To examine the functional consequences of MEK1 regulation by
Ser212, we tested the ability of MEK1 mutants to potentiate
the transcriptional activation of the ERK1/2 target Elk-1 in
exponentially growing HEK 293 cells. Under these experimental
conditions, Elk-1-dependent reporter activity was not
significantly enhanced by expression of the wild-type MEK1 protein
(Fig. 4C). However, expression of the MEK1(S212A) mutant
caused a small but reproducible 2-fold stimulation of Elk-1
transcriptional activity. In agreement with the results of enzymatic
assays, transfection of activated MEK1(S218D/S222D) strongly
potentiated Elk-1-dependent transcription, and this effect was completely prevented by substitution of Ser212 with a
phosphomimetic Asp residue.
To further investigate the role of Ser212 in the regulation
of MEK1 activity, we generated populations of Rat1 fibroblasts stably expressing HA-MEK1 Ser212 mutants. The cells were made
quiescent by serum starvation and restimulated for different period of
times with serum, and the activity of ectopically expressed MEK1 was
measured. Similar to the endogenous protein, activation of ectopic MEK1
was transient, reaching a peak at 5 min and returning to basal levels
by 30 min (Fig. 5A). The
MEK1(S212A) mutant displayed constitutive activity in serum-deprived
cells. Stimulation with serum induced a further increase in MEK1(S212A)

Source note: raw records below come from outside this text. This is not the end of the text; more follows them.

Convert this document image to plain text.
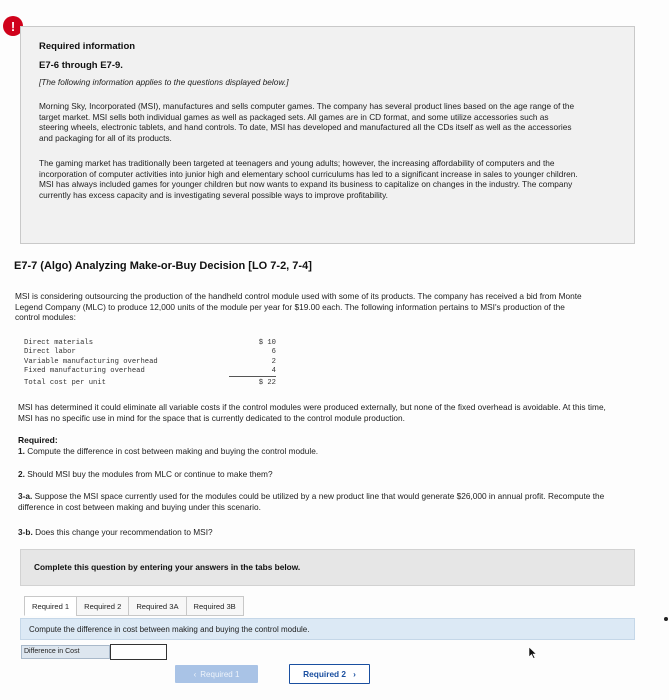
!
Required information
E7-6 through E7-9.
[The following information applies to the questions displayed below.]

Morning Sky, Incorporated (MSI), manufactures and sells computer games. The company has several product lines based on the age range of the target market. MSI sells both individual games as well as packaged sets. All games are in CD format, and some utilize accessories such as steering wheels, electronic tablets, and hand controls. To date, MSI has developed and manufactured all the CDs itself as well as the accessories and packaging for all of its products.

The gaming market has traditionally been targeted at teenagers and young adults; however, the increasing affordability of computers and the incorporation of computer activities into junior high and elementary school curriculums has led to a significant increase in sales to younger children. MSI has always included games for younger children but now wants to expand its business to capitalize on changes in the industry. The company currently has excess capacity and is investigating several possible ways to improve profitability.

E7-7 (Algo) Analyzing Make-or-Buy Decision [LO 7-2, 7-4]

MSI is considering outsourcing the production of the handheld control module used with some of its products. The company has received a bid from Monte Legend Company (MLC) to produce 12,000 units of the module per year for $19.00 each. The following information pertains to MSI's production of the control modules:

Direct materials	$ 10
Direct labor	6
Variable manufacturing overhead	2
Fixed manufacturing overhead	4
Total cost per unit	$ 22

MSI has determined it could eliminate all variable costs if the control modules were produced externally, but none of the fixed overhead is avoidable. At this time, MSI has no specific use in mind for the space that is currently dedicated to the control module production.

Required:
1. Compute the difference in cost between making and buying the control module.
2. Should MSI buy the modules from MLC or continue to make them?
3-a. Suppose the MSI space currently used for the modules could be utilized by a new product line that would generate $26,000 in annual profit. Recompute the difference in cost between making and buying under this scenario.
3-b. Does this change your recommendation to MSI?
Complete this question by entering your answers in the tabs below.
Required 1	Required 2	Required 3A	Required 3B
Compute the difference in cost between making and buying the control module.
Difference in Cost
‹ Required 1	Required 2 ›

activity at 5 min, which declined thereafter, but remained elevated for
at least 24 h. Mutation of Ser212 to Asp lowered the
basal activity of MEK1 and abrogated activation of the enzyme by serum
growth factors. Immunoblot analysis confirmed that the mutants were
expressed at levels comparable to the wild-type protein (Fig.
5B). These results are consistent with the idea that
phosphorylation of Ser212 plays a role in the regulation of
MEK1/2 activity and of downstream signaling events.
Mutations of Ser212 Do Not Modulate Activating Loop
Phosphorylation of MEK1 or Binding to ERK2--
MEK1 is activated by
phosphorylation of Ser218/Ser222 in the
activation loop. We therefore tested whether the effects of
Ser212 mutations on MEK1 activity could be related to
differences in activating phosphorylation of the kinase. For these
studies, HA-MEK1 constructs were transiently expressed in HEK 293 cells. The cells were serum-starved and restimulated with serum for 5 min, and the phosphorylation of MEK1 at
Ser218/Ser222 was analyzed by immunoblotting
using a phospho-specific antibody. Mutation of Ser212 to
Ala or Asp did not affect the phosphorylation of MEK1 at activating Ser218/Ser222 residues in serum-stimulated
cells (Fig. 6A).
We also investigated whether Ser212 mutations interfere
with the ability of MEK1 to bind its substrates ERK1 and ERK2. Cell
extracts prepared from HEK 293 cells transiently transfected with
HA-MEK1 constructs were incubated with His6-ERK2 beads, and
the resulting complexes were analyzed by anti-HA immunoblotting. No
differences were observed in the abilities of the various MEK1 mutants
to bind ERK2 in this pull-down assay (Fig. 6B). Similar
results were obtained in co-immunoprecipitation experiments (data not
shown). These observations indicate that Ser212 mutations
are unlikely to alter the global three-dimensional structure of the
MEK1 enzyme. They also demonstrate that the inactivation of MEK1
observed upon mutation of Ser212 to a phosphomimetic
residue cannot be explained by inhibition of activating loop
phosphorylation or by interference with substrate binding.
Mechanism of MAPKK Inactivation by Phosphorylation Is Conserved in
Yeast--
To determine whether the inhibitory mechanism of MAPKK
regulation by phosphorylation has been conserved during evolution, we
extended our studies to the yeast S. cerevisiae
STE7 and PBS2 MAPKK genes (41). The
STE7 and PBS2 gene products, Ste7p and Pbs2p,
display significant amino acid sequence identity to mammalian MEK1/2.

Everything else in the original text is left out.